The camera outside pans across the body of the vehicle as the lead female inside reaches for the hand of her man in the seat across from her.
His mind is in other places, reflecting on some personal affairs. He snaps to the present, looks in her eyes, and grabs her hand with warmth.
And right now is a perfect time to end the scene as the vehicle begins to pull off. But instead? Instead the carhorn blows. And it plays something that sounds pretty much like “La Cucaracha.” Only not “La Cucaracha.”
And THEN to commercial.
Wait, what? ¿Que?
4) The civility of people here impresses me so. It’s somewhat sad that it does, but living in South Beach (a hub for self-centered people) for so long has made me appreciate and enjoy even more the courtesy in people when it’s displayed. Riding the bus, I watch young men and old men alike stand up to offer their seat to a woman with a child. Or children move to share a seat with someone else so that a mother and her children can sit together. Civility rules. As it always should.

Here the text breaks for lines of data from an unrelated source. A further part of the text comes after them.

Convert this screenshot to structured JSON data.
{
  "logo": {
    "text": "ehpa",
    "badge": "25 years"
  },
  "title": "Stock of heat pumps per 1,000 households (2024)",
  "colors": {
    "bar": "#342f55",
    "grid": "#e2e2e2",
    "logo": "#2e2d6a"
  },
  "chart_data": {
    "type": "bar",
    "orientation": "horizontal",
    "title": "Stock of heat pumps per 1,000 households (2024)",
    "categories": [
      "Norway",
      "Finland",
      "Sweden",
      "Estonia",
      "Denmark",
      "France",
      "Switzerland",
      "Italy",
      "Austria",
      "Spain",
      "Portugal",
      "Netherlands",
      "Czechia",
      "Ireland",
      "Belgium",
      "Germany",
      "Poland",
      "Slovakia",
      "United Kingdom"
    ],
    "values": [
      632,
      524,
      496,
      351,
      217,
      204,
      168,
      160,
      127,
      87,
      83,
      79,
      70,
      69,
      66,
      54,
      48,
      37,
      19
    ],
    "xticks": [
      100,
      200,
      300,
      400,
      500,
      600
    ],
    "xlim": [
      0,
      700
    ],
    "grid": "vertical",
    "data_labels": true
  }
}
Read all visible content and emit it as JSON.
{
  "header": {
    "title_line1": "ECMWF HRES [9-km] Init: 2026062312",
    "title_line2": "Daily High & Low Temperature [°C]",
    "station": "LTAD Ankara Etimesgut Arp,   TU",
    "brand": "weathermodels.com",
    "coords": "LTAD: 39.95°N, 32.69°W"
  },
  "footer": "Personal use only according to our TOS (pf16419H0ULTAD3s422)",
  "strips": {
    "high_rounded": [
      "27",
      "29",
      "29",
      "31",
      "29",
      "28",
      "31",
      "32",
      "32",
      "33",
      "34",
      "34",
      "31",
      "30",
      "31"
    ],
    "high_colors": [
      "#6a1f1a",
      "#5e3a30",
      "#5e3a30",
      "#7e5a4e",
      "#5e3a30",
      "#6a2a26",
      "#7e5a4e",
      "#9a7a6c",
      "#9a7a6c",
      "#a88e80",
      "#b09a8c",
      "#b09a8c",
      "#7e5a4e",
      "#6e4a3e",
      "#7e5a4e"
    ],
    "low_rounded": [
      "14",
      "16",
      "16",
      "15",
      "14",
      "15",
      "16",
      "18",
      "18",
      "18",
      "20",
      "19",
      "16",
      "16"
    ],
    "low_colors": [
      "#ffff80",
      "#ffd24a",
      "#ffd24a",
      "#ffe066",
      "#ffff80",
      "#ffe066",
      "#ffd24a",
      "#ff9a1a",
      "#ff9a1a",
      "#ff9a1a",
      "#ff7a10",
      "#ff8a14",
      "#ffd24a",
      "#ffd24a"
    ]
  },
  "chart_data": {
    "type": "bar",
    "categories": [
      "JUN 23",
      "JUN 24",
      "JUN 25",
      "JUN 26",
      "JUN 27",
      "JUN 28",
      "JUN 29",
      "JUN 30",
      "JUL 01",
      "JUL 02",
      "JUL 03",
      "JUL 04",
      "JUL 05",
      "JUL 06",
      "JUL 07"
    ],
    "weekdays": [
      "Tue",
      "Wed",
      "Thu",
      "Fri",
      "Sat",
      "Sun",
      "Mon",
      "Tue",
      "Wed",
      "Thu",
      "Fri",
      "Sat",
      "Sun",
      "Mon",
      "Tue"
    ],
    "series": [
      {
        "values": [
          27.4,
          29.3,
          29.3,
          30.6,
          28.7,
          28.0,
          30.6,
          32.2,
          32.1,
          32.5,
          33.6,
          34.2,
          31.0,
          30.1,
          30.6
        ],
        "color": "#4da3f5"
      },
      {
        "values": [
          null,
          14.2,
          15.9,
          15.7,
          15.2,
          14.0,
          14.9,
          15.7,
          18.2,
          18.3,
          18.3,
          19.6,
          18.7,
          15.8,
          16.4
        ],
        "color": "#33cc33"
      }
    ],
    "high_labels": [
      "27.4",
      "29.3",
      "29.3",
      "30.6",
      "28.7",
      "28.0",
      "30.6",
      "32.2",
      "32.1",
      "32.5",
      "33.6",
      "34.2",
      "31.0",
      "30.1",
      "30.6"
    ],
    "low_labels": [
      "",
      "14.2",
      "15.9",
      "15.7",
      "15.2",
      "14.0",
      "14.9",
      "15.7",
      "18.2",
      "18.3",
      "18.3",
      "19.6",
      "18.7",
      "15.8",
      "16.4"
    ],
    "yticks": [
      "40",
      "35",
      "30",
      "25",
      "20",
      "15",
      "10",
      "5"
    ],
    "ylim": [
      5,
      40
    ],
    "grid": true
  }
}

5) I’m fascinated by the different surfing styles of the locals. As I watch them more and more, I begin to identify their unique style. It’s interesting to witness. One guy will cut through a wave with such technical precision. Another seems to float across the waves. The stance. The cutback. The dive, the fall, the slip into the ocean at the end of the ride. It’s great fun to watch AND to photograph.